Worin besteht Ihre Rolle innerhalb des FSC?

Ich bin seit zwanzig Jahren im Forestry Stewardship Council (FSC) involviert, zunächst als Expertin für soziale Fragen bei Audits zur Forstbewirtschaftung und in jüngster Zeit bei der Erarbeitung von nationalen Normen, der Ausrichtung des FSC und als aktives Mitglied in der Sozialkammer.

Worin bestehen Ihrer Meinung nach derzeit die größten Herausforderungen für das FSC-System?

Historisch gesehen war der FSC immer bei den sozialen Fragen am schwächsten.
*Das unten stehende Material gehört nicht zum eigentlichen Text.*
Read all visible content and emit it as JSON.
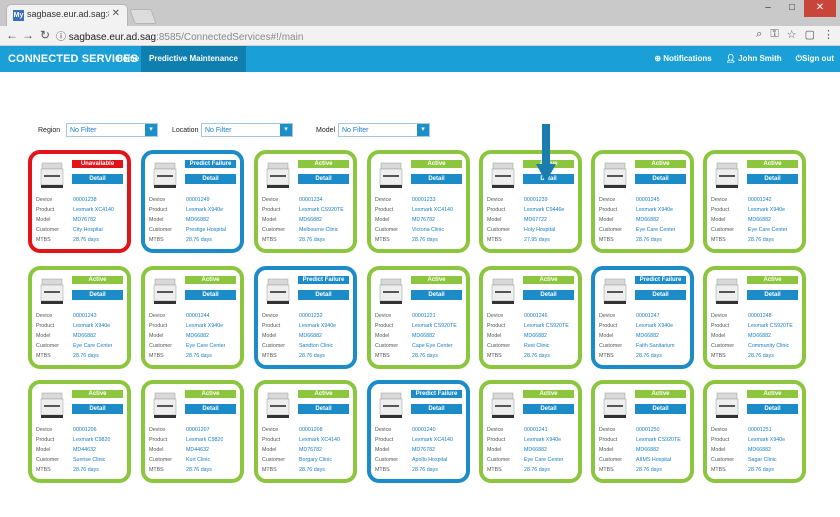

Es ist oft so, dass die sozialen Fragen ein bisschen weniger im Vordergrund stehen als Umwelt- oder Wirtschaftsaspekte. Aus Sicht der Arbeitnehmer besteht eine der größten Herausforderungen darin, die Rechte aller Beschäftigten trotz der aktuellen Outsourcing-Bestrebungen überall zu verteidigen. Die FSC-Normen haben bereits viel dazu beitragen können, die Beschäftigten bei Subunternehmen zu schützen, indem man sie in die Definition von „Arbeitnehmer“ eingeschlossen und so sichergestellt hat, dass die Normen gleichermaßen für alle indirekt Beschäftigten gelten. Ein weiterer wichtiger Schritt in diese Richtung ist die Aufnahme von Normen zum Existenzlohn in die IGI. Doch in einigen Ländern bleibt das Problem, wie das interpretiert wird bzw. ob und in welchem Maße bei Audits zur Forstwirtschaft auch die Beschäftigten bei Subunternehmern einbezogen werden. Ein weiteres Problem bleibt der Schutz gegen die Unsicherheit von befristeten Kurzverträgen bei Subunternehmern. Gegenwärtig prüft man die Einbindung der Arbeitsnormen in die CoC ― das ist eine weitere große Herausforderung, da in manchen Ländern Arbeitgebergruppen starken Widerstand leisten.

Welchen Beitrag hat Ihrer Meinung nach Rulita für den FSC geleistet?

Rulita bringt in den FSC-Vorstand ihre langjährige Erfahrung und ihr Engagement im Bereich der Arbeitnehmerrechte ein. Dies ist umso wichtiger, gerade jetzt, da diese Stimmen im FSC-System immer eher schwach waren.

Warum sollte Rulita erneut in den FSC-Vorstand gewählt werden?

Der FSC steht immer noch vor großen Herausforderungen, was den Schutz der Arbeitnehmerrechte im System angeht, und es ist sehr wichtig, dass Rulita sich auch weiterhin so wunderbar für diese Rechte einsetzt wie bisher. Als Vorsitzende des FSC-Vorstands spielt sie zudem eine große Rolle wenn es darum geht, einen Konsens zwischen den verschiedenen Interessensgruppen zu schaffen. Diese Fähigkeit, zu schlichten, sollte sie auch weiterhin auf Vorstandsebene einbringen können.